Central to integrate the two regions, Cacimbas-Catu interconnects the Cacimbas Gas Treatment Station, in Linhares (state of Espírito Santo), to the Catu Gas Distribution Station in Pojuca (state of Bahia), the site of Hub 1 (place where different pipelines meet). In Pojuca, the Gasene interconnects the Catu-Pilar gas pipeline. It is over this infrastructure, which is now integrated, that the natural gas is transported to the states of Sergipe, Alagoas, Pernambuco, Paraíba, Rio Grande do Norte, and Ceará.
Along the route, the Gasene has eight delivery points (Itabuna, Eunápolis and Mucuri, Bahia; Cachoeiro de Itapemirim, Anchieta, Viana and Vitoria, in Espírito Santo; and Campos dos Goytacazes, in Rio de Janeiro.), in addition to three compressor stations (Piúma and Aracruz, in Espírito Santo, and Prado, in Bahia).
The delivery points allow the natural gas to reach new markets and drive product use interiorization. An example of this is the service provided to the Itabuna market. A trade agreement signed on March 1 between Petrobras and Bahiagás - a natural gas distributor in Bahia - allows the delivery of natural gas in southern Bahia to be anticipated. The first three customers of the gas transported by Gasene in Southern Bahia are the Trifil (textiles) and Nestlé (food) industrial plants, and the Posto Universal (CNG) service station, all in Itabuna. On the same day, the three customers signed an agreement with Bahiagás and with the Companhia de Distribuição de Gás Natural (CDGN).
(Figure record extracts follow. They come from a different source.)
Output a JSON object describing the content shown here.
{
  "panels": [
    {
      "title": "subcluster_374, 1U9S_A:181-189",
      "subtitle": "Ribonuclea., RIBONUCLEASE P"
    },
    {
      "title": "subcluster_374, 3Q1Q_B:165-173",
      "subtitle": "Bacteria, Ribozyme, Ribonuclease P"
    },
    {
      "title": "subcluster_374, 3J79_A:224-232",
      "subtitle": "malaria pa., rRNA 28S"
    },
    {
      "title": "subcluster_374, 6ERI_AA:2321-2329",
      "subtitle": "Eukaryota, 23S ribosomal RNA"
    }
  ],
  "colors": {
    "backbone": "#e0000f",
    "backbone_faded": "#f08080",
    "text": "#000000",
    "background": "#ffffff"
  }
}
The state distributor is in charge of providing natural gas, while CDGN, by compressing and transporting the fuel, of taking it to the final consumers by truck. CDGN will deliver the gas until the fourth quarter of 2010, when Bahiagás will have completed the construction of the distribution branch that will receive the gas at the Gasene point of delivery, in Itabuna, taking it to the final consumers.
The Gascac construction work got underway in March 2008 and was completed in 24 months. The pipeline route crosses 51 municipalities: five in Espírito Santo, and 46 in Bahia. The work was divided into six work fronts that operated simultaneously to meet the planned schedule. At the peak of the work, the third and largest section of the Gasene generated 9,500 jobs.
In the 954 km of the Gascac, there were 151 river crossings, six of which made using directional holes, and 88 special crossing area projects, including roads and railways. Part of the route shares the Orsub track, Petrobras' pipeline that connects Salvador to Itabuna and transports oil derivatives (gasoline, diesel, and LPG).
To complete this long section and overcome construction challenges, Petrobras adopted special technologies in the work. In rocky terrain areas, located between the cities of Ipiaú and Itabuna, for example, it blasted rocks using explosives in a controlled, localized fashion. This approach replaces the traditional ditch opening process.
Another novelty was the use of the Pipe Sak, an alternative method to concreting pipelines, which uses woven polypropylene bags filled with gravel and belted to the pipeline to prevent buoyancy in floodplains.
Another technology that was also used for the first time in Brazil was Vacuum Lift, a device that lifts pipelines by means of vacuum suction and eliminates the use of wire ropes and straps. Used in the section between the cities of Valencia and Catu, Vacuum Lift reduced the 28-inch pipe lifting time from 10 minutes to 25 seconds.